@Olivier5,
Quote:My wife doesn't know how to verbalize her desire; and she doesn't want to. Not verbalizing allowed us to play a game of hide and seek so to speak, which both of us enjoyed for a while (before I started to find the routine boring): she would pretend not to want it; I would pretend that I want it soooo much; and then she would "yield to my desire" and usually enjoy every piece of it.
The moment we tried to talk about it, it removed the ambiguity that was a necessary component to the game. Now we would need to invent a new way to do it... Not sure we have that in us though.
Although your sexual interaction with your wife was based on "pretending" it was still an apparently consensual situation.

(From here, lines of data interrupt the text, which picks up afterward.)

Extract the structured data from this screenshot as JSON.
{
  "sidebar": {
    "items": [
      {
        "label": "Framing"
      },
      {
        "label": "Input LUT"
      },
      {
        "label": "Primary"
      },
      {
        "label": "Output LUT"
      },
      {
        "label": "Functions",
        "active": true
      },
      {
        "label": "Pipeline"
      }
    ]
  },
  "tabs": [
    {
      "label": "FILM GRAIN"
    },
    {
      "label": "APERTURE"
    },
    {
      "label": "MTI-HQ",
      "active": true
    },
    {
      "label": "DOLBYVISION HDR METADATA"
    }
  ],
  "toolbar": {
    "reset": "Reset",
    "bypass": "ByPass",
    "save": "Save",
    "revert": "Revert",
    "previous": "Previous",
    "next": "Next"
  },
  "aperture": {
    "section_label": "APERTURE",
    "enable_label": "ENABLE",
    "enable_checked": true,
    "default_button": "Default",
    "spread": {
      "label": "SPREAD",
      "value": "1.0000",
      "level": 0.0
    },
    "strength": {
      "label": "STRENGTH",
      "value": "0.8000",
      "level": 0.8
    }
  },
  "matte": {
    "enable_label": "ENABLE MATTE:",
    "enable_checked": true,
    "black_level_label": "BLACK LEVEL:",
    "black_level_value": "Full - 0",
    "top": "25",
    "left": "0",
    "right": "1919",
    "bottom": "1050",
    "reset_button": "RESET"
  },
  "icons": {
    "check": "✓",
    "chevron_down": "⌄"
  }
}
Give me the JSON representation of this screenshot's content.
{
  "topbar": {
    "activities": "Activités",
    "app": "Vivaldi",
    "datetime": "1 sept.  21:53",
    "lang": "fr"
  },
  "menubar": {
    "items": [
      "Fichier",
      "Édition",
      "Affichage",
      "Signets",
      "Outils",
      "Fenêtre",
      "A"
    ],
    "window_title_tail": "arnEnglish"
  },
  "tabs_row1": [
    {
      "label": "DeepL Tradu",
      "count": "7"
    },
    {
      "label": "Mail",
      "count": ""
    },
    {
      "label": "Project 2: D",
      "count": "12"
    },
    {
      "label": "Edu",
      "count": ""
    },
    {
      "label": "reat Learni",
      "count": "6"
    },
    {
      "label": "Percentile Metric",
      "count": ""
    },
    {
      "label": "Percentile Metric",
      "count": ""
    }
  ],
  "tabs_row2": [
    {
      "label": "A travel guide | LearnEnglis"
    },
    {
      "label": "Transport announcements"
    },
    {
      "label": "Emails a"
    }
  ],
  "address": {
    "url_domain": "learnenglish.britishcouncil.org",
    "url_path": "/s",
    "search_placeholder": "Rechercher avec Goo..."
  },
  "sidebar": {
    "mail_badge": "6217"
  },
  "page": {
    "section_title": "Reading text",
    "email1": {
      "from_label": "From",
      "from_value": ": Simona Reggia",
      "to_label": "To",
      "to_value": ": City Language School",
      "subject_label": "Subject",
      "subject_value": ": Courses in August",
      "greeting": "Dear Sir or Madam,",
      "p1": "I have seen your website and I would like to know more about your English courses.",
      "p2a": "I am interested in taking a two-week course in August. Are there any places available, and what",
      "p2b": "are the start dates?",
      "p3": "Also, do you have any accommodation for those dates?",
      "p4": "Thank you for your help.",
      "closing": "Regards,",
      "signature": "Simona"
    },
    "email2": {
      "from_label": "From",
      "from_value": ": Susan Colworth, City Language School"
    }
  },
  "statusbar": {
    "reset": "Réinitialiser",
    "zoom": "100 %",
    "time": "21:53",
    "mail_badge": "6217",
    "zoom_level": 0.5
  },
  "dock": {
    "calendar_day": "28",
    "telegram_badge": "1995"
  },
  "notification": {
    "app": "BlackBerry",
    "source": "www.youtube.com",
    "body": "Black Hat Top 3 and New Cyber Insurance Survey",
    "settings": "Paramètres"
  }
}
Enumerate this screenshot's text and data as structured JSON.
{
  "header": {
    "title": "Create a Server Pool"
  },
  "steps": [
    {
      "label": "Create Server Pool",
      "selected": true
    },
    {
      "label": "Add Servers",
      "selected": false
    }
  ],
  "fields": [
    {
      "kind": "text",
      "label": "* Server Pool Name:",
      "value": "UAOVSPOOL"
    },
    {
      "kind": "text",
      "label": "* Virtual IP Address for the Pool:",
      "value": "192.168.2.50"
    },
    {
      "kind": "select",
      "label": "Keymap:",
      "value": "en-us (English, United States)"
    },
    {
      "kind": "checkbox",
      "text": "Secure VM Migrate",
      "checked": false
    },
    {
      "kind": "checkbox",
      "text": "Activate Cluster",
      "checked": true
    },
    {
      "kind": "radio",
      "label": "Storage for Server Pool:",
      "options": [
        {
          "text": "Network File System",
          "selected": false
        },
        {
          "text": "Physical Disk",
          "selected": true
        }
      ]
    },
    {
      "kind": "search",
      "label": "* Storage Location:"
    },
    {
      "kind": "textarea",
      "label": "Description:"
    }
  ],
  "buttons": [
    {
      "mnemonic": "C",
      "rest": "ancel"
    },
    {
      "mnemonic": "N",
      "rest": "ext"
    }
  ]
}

The "Yes means yes" sexual consensual standards now being initiated on many campuses wouldn't affect couples playing games with each other, as long as the sexual contacts were mutually consensual and wanted by both parties, and agreed to beforehand--that's the "Yes". If a female student says "No" she may well mean it, and her partner must assume she does mean it, unless she has made it clear beforehand she wants to act out a rape fantasy, where she "yields to his desires" and he's agreed to it.
What's wrong is that you're trying to judge the "Yes means yes" campus sexual consent policies, initiated for college students, in terms of their effect on your decades old marriage. The need to be very clear about consent is crucial in helping to prevent sexual assault on our campuses. It cannot include the kind of total pretense you and your wife engaged in, for decades, without ever explicitly discussing it--consent between college students must be as clear as possible to help prevent sexual assaults.
I'm still puzzled about why you even introduced the problems in your decades old marriage to criticize college campus consent policies designed to reduce sexual assault. Your complaints about those policies are misguided. Simply because more open and honest communication with your wife of 20+ years put a damper on your sex life, does not mean those college policies do not make sense, in that particular environment, to help reduce sexual assaults.
As I've said before, I think you and your wife would benefit from seeing a marriage counselor or a sex therapist, to help improve the situation between the two of you, both in and out of the bedroom. I do hope the situation in your marriage can be improved, for both your sakes.